Eine sterile Schleuse öffnet sich und gibt den Blick auf den hochmodernen Operationssaal frei, einen von 19 Sälen im Untergeschoss des Universitätsklinikums Regensburg. Er ist grell ausgeleuchtet, Monitore piepen, ein Dutzend Menschen schwirrt um das Zentrum des Raums: den Operationstisch, auf dem Markus Kraft* unter einem OP-Tuch liegt. Heute sollen dem 48-Jährigen hier lebenswerte Jahre geschenkt werden. Nach einer akuten Aortendissektion – einem Riss der Innenschicht der Hauptschlagader – vor zwei Jahren hat sich nun das große Gefäß massiv erweitert.

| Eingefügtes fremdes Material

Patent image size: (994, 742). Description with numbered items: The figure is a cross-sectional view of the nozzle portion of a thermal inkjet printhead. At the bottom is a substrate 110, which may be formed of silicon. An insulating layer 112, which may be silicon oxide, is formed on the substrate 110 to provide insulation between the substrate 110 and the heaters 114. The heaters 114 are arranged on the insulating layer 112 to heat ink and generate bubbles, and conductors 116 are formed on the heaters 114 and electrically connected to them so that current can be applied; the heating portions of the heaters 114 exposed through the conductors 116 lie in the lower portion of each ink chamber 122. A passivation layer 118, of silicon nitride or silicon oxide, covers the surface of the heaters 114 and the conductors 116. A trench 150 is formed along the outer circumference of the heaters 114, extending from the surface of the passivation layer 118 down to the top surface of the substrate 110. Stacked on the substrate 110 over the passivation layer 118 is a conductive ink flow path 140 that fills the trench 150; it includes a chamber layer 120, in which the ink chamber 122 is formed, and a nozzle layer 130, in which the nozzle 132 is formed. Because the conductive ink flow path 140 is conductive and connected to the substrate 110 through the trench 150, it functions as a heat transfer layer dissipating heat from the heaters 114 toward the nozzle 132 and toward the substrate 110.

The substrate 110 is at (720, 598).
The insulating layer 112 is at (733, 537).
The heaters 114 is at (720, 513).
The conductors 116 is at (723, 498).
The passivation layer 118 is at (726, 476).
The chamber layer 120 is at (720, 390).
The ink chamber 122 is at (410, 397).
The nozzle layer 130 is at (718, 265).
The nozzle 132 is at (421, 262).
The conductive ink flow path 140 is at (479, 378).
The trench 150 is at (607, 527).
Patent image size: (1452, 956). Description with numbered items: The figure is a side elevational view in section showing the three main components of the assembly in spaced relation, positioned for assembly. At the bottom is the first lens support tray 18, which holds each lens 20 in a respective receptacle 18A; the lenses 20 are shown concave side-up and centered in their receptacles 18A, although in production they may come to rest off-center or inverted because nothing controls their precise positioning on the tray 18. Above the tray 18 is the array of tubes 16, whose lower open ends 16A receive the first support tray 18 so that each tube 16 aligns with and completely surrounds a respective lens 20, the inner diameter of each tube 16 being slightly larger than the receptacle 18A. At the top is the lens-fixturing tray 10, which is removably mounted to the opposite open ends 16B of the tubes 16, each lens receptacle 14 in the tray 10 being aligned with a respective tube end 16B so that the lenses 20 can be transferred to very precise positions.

Das Risiko dieser OP: Der Industriemechaniker könnte danach im Rollstuhl sitzen.
Karin Pfister, Leiterin der Abteilung Gefäßchirurgie, betritt den Raum in Operationskittel und Röntgenschürze, mit Mundschutz, Handschuhen und Bleiglasbrille, die die Augen vor Röntgenstrahlen schützen soll. Sie bittet um Ruhe und Konzentration vor der Operation – ein sogenanntes Team-Time-Out. Wie beim Sicherheitscheck im Flugzeug geht das Team die wichtigsten Punkte des Eingriffs durch und überprüft, ob wirklich alles an Material bereitliegt. Dann punktiert Gefäßspezialistin Pfister die Arterie in Markus Krafts Leiste mit einer Nadel und schiebt ein fingerdickes schlangenartiges Besteck in die Hauptschlagader – es ist eine Stentprothese, die extra für ihn gefertigt wurde. Sie soll die Aorta verstärken, die bei Markus Kraft der Länge nach eingerissen ist. Ohne den minimalinvasiven, endovaskulären Eingriff würde er wohl nicht lange überleben.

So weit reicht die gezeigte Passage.